Once you’ve installed SizeBench from the Windows Store, you can start to use it on your code. You’ll need both the compiled executable and the PDB file used to store debugging symbols. With the two files selected, you can start to drill down into a binary.
The application gives you two main areas to explore. One shows known sources of waste, and another lets you explore different areas of your binary. The first option, looking at binary sections, will show you how code is loaded into memory. Data is rounded up to page sizes so you can see how it’s actually allocated when loaded. Each section can be explored still further, for example, showing what libraries contribute the most to binary size.
Exploring code can feel random at first, as each link you click on takes you deeper into your binary. But after a while you can start to track down functions and other elements that might be managed differently, using symbol links to show the original source files used. Links from inside the application can be shared with other developers, allowing you to quickly send an interesting report to a colleague. All you need is access to the same binaries and symbols to share an analysis.
Using prepackaged analysis for quick results
There’s a lot here, so it’s often easier to jump straight to the prepackaged waste analysis that Microsoft engineers have built into the application. These include tools to find wasteful virtuals, which can affect large codebases with lots of virtual functions, as they require binary allocations for each type and can’t share allocations between types. You can save space by making these functions individual implementations, which can then be called directly, both saving space and making code more compatible with modern security measures and easier for a compiler to optimize.
The results of using this tool to work through functions in an older codebase can be significant: Microsoft was able to reduce the size of the Windows.UI.Xaml DLL by more than a megabyte, identifying bad patterns and rewriting sections of the code.
Other tools help track down duplicated data, usually the result of static declarations. These make a copy for every reference. This can show that you’re not using all the right compiler options for your code, which might help add optimizations that reduce the amount of data stored in your code. The other analytical tool in SizeBench looks at template foldability, looking for near-identical copies of the same base template in your code.

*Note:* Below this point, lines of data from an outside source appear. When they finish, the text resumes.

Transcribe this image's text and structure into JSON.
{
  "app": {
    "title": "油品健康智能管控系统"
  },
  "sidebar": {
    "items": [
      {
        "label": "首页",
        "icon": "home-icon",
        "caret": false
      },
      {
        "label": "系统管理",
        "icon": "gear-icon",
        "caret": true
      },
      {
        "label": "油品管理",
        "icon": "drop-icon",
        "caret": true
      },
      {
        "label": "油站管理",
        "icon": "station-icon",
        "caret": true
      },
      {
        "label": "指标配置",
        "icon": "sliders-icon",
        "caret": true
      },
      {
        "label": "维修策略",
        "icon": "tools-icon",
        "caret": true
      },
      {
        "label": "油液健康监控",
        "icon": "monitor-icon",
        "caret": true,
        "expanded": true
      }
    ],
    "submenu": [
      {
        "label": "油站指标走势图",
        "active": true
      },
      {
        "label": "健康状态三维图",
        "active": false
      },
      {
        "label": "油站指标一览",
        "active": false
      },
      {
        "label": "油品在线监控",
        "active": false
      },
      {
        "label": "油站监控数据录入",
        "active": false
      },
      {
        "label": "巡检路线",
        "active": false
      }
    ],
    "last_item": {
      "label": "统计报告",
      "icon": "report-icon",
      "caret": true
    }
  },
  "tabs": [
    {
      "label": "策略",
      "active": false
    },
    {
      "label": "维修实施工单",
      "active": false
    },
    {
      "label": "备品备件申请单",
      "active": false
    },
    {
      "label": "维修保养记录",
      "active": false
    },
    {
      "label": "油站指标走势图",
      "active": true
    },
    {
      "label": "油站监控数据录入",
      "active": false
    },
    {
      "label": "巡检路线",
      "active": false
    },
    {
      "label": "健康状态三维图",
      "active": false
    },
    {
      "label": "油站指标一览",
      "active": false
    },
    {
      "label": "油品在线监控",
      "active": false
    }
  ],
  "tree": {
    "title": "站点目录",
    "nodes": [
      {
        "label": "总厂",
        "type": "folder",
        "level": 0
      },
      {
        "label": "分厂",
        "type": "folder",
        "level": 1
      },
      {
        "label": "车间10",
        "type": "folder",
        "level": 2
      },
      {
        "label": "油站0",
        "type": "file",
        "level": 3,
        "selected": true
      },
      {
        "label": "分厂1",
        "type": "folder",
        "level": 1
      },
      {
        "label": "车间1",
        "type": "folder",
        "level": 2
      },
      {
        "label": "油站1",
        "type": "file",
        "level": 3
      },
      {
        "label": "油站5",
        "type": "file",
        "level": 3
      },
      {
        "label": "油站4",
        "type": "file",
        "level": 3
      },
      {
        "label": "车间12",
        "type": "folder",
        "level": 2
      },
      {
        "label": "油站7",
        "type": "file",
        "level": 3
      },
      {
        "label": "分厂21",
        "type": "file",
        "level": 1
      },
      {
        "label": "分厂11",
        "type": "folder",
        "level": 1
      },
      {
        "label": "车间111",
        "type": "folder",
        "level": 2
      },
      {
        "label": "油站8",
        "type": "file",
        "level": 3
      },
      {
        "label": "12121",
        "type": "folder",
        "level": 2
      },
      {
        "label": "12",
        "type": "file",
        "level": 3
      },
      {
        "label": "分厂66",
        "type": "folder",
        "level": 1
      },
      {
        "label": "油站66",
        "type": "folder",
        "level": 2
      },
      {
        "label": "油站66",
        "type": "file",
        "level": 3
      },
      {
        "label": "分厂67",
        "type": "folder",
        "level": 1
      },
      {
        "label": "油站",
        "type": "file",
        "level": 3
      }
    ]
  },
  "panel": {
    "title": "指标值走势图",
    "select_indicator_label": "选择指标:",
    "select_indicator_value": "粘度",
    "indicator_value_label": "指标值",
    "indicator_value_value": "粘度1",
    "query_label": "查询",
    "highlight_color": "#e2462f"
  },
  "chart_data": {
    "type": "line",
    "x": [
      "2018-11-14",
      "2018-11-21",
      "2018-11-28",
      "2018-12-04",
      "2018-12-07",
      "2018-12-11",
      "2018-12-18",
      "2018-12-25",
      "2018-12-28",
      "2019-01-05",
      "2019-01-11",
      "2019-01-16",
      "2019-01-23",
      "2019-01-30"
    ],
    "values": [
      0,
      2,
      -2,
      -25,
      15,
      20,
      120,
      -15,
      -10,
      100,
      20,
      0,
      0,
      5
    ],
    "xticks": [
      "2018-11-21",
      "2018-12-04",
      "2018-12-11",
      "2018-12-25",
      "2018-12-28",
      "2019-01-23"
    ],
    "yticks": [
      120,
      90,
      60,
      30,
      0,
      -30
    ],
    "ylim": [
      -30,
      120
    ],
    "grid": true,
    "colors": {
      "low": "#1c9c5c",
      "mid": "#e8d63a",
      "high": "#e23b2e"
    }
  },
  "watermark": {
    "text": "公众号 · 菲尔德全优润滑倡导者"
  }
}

Here, a few changes in code to make your templates more similar can reduce code size substantially.
One thing to note: This is only for compiled C and C++ code, built using Microsoft’s own compiler and linker. You can’t use it with managed code or with code compiled using Clang’s linker (although Clang-compiled code linked with Microsoft’s can be analyzed). There’s also no support for other languages, such as Java.

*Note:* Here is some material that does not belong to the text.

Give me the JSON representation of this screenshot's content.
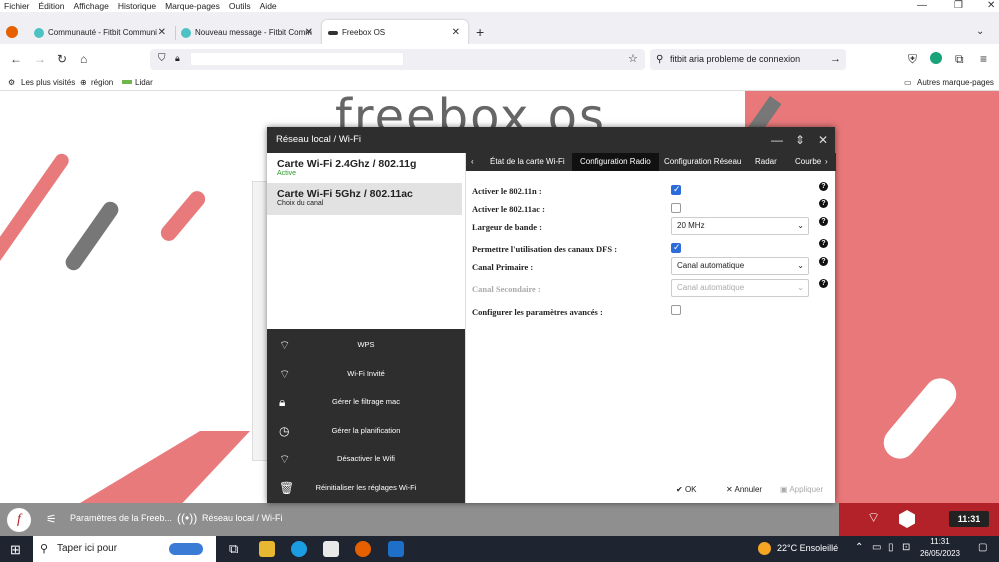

Using a tool like SizeBench helps you get closer to your code. Too often we build it and pass it straight on to users, not thinking about how our compilers work or what they do to take source and make a binary. Once you understand how a modern compiler works with your code, you can start to pre-optimize your own code, choosing design patterns and coding techniques that deliver smaller, more efficient binaries. Not only will adding tools like SizeBench to our toolchains make users’ lives easier, they’ll make applications easier to debug and monitor.